Angus Champion de Crespigny: Consent: Is consent required by a user to issue claims or a reputation value against the user? Is consent required to reveal claims or a reputation value of a user?
Angus Champion de Crespigny: Is consent required to reveal these claims - can you be in the system - once you're in the system, what can be done?
Angus Champion de Crespigny: Confidentiality, once you're in the system, can you be discovere?
Angus Champion de Crespigny: Obfuscation: To meet consent requirements, how is data that calculates a reputation value obfuscated? Can it be derived or is it perfectly information concealing?
Angus Champion de Crespigny: Value: How is the reputation value calculated? How are claims contributing to the reputation value normalized?
Angus Champion de Crespigny: How it's generated.
Angus Champion de Crespigny: Performance: How does the system manage the performance and behavior of the users? How does it manage the performance of the network for speed, reliability, and data integrity? How do users have confidence in this?
Angus Champion de Crespigny: Sustainability: How does the system stay relevant over time?

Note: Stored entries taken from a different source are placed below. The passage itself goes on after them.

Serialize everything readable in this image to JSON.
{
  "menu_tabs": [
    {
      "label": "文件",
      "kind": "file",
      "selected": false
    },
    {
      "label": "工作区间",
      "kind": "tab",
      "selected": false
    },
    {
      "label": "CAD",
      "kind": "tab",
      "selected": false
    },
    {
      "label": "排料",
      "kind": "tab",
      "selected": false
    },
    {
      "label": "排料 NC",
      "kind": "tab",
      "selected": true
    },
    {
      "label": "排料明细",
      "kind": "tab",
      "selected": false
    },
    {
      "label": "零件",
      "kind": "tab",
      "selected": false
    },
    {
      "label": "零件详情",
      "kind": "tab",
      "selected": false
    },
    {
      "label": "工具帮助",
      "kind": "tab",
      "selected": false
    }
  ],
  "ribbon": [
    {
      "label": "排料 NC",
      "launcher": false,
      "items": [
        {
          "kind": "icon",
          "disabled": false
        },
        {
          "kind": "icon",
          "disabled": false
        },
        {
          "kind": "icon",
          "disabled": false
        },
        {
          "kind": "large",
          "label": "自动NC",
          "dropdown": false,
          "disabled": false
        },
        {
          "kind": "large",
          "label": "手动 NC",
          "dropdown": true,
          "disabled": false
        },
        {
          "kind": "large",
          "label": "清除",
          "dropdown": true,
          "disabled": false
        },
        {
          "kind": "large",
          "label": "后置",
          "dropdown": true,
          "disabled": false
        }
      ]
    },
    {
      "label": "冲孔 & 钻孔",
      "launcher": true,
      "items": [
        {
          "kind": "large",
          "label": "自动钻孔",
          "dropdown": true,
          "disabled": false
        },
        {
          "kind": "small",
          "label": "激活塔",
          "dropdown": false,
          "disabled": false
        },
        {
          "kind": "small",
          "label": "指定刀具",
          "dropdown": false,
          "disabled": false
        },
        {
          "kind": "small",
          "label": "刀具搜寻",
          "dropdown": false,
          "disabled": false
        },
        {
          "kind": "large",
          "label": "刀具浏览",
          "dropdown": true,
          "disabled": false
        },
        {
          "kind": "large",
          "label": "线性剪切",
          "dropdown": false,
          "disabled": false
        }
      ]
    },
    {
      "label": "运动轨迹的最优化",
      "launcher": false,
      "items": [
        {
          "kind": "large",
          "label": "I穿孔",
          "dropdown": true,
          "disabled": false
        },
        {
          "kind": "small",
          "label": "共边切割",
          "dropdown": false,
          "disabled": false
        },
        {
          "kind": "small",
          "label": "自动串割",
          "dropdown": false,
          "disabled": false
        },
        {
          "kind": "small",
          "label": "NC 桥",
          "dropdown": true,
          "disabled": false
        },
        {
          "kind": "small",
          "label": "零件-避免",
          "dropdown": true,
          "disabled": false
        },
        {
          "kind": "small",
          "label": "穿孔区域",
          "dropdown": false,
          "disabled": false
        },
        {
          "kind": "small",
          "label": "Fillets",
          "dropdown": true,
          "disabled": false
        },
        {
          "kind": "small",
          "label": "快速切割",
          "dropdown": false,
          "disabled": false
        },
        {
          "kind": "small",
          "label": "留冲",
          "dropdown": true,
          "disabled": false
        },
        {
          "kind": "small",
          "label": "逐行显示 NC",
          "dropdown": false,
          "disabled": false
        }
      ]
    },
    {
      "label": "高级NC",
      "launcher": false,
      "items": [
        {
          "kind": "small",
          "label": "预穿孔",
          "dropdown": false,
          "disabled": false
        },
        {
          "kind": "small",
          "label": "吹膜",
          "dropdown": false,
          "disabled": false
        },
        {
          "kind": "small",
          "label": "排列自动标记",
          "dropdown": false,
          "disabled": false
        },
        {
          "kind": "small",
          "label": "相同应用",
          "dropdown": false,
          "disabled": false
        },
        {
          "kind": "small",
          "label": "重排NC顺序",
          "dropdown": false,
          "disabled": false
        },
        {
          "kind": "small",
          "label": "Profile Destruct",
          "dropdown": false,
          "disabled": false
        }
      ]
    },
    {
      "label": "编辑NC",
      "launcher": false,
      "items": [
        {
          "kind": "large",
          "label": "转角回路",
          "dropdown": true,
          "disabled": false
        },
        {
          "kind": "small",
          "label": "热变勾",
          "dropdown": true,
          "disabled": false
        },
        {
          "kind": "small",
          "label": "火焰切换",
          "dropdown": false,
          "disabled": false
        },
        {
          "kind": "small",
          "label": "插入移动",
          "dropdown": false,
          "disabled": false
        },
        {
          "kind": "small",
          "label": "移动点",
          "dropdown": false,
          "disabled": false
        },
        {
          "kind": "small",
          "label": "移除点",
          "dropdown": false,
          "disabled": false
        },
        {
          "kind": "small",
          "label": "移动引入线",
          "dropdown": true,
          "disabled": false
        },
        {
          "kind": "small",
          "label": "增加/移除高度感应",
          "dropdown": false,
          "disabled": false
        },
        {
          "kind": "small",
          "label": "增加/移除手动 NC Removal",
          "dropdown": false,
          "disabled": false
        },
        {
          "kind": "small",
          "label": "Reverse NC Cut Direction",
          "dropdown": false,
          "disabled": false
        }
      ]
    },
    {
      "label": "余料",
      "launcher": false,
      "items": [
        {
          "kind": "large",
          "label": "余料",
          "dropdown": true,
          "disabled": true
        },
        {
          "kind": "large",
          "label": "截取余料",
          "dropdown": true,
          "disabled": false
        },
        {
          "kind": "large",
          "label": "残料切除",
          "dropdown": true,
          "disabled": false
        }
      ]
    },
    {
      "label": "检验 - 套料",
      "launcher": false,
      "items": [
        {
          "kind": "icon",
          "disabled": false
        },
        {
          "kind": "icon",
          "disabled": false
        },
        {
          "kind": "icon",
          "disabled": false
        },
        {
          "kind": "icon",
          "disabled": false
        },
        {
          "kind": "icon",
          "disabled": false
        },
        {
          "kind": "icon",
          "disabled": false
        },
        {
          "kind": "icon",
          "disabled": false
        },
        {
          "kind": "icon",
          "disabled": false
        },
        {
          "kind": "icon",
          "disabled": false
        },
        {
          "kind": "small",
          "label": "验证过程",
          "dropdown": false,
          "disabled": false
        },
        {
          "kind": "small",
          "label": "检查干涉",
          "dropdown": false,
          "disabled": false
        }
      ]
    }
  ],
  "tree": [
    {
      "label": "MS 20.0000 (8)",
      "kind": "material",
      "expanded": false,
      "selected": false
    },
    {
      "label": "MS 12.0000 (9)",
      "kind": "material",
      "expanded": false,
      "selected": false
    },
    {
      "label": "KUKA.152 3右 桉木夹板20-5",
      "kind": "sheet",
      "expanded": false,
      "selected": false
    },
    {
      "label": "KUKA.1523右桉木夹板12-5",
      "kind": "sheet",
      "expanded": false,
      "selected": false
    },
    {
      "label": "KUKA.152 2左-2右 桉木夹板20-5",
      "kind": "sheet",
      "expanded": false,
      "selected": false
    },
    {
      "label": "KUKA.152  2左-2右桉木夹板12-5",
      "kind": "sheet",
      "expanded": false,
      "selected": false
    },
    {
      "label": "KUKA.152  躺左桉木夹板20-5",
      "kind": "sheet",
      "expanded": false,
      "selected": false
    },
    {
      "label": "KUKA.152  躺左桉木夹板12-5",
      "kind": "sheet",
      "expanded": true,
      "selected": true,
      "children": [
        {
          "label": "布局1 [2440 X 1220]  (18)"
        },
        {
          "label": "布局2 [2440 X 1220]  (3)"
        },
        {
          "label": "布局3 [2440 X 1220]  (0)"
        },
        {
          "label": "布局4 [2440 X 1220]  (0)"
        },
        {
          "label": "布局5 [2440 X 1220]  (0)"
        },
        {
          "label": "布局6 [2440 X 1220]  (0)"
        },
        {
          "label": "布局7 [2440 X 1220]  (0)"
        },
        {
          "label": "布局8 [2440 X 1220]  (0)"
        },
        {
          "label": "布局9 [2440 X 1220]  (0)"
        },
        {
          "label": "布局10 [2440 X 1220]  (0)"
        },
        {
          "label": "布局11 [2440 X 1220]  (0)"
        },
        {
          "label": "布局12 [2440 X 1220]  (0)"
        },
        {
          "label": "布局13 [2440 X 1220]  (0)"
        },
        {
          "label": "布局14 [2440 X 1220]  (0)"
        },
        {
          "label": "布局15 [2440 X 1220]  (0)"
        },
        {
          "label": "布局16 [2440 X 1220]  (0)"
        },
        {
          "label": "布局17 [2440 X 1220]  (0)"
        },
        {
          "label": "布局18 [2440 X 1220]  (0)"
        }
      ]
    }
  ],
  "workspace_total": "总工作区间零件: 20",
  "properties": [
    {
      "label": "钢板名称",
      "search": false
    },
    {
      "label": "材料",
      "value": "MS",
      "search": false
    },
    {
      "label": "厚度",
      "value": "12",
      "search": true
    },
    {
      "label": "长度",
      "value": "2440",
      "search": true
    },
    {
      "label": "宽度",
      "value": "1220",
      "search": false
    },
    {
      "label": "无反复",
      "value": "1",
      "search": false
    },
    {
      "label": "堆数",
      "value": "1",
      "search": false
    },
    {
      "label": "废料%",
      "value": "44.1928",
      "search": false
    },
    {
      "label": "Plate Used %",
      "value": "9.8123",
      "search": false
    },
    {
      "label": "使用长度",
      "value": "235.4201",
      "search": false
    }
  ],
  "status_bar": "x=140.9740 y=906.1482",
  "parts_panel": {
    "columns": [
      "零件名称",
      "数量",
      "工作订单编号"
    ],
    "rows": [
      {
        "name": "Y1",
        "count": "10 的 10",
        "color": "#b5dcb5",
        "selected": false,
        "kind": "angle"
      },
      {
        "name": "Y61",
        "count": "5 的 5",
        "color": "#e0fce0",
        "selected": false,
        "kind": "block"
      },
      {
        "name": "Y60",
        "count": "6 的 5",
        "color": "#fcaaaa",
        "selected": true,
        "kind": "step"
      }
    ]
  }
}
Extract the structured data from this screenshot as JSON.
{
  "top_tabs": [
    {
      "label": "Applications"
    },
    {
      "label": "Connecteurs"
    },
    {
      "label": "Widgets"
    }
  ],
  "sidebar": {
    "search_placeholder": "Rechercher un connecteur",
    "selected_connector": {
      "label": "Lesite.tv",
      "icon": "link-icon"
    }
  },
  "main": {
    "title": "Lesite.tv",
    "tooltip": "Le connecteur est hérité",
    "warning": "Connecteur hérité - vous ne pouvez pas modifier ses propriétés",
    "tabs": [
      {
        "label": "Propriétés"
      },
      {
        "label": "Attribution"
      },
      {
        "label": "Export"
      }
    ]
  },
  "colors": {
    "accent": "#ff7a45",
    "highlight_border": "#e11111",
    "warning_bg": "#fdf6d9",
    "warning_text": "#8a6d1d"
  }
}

Angus Champion de Crespigny: Claim lifecycle: How are claims valued over time? Can they be revoked, and under what conditions?
Angus Champion de Crespigny: Resilience: How does the system protect against attacks that reduce the integrity of the reputation value?
Angus Champion de Crespigny: Legal: What is the legal environment in which the system sits? Are there potential violations of ‘natural’ law?
Angus Champion de Crespigny: We want to develop this further into best practices...
Christopher Allen: A little context here - one of the key things here - why this is valuable...
Christopher Allen: I wrote about the problems with various kinds of rating systems - link to article there - rating systems are hard, reputation systems are even harder.
Christopher Allen: For very first RWoT - asked expert on reputation systems - wanted him to participate - he submitted the paper above.
Christopher Allen: Reputation in the real world... why they're so hard and difficult to work on. Every RWoT has attempted to do work on reputation systems... a number of them haven't been able to ship their work product, it's difficult - five star rating system... other people will say "it needs to do X instead"
Christopher Allen: What I like about Angus' group - it lists a set of things where you can evaluate one reputation system against another.
Christopher Allen: In any of these systems, folks want to publish reputation, and I have some real concerns about quality of that - we'll finish publishing first draft in RWoT - we want to wait, share to broader community - look through 10 things, make sure description of 10 things - we can look at these other things to compare.
Kim Hamilton Duffy: We'll hear about RDF Dataset Canonicalization next week.
Kim Hamilton Duffy: We're carrying a lot of items over to next week...

Topic: Next Meeting

Christopher Allen: What work item reviews should we do after Dave's next week? How do we get other people to join us to help make priorities?
Kim Hamilton Duffy: We need to discuss DID spec w/ DIF, that's a continued topic of discussion.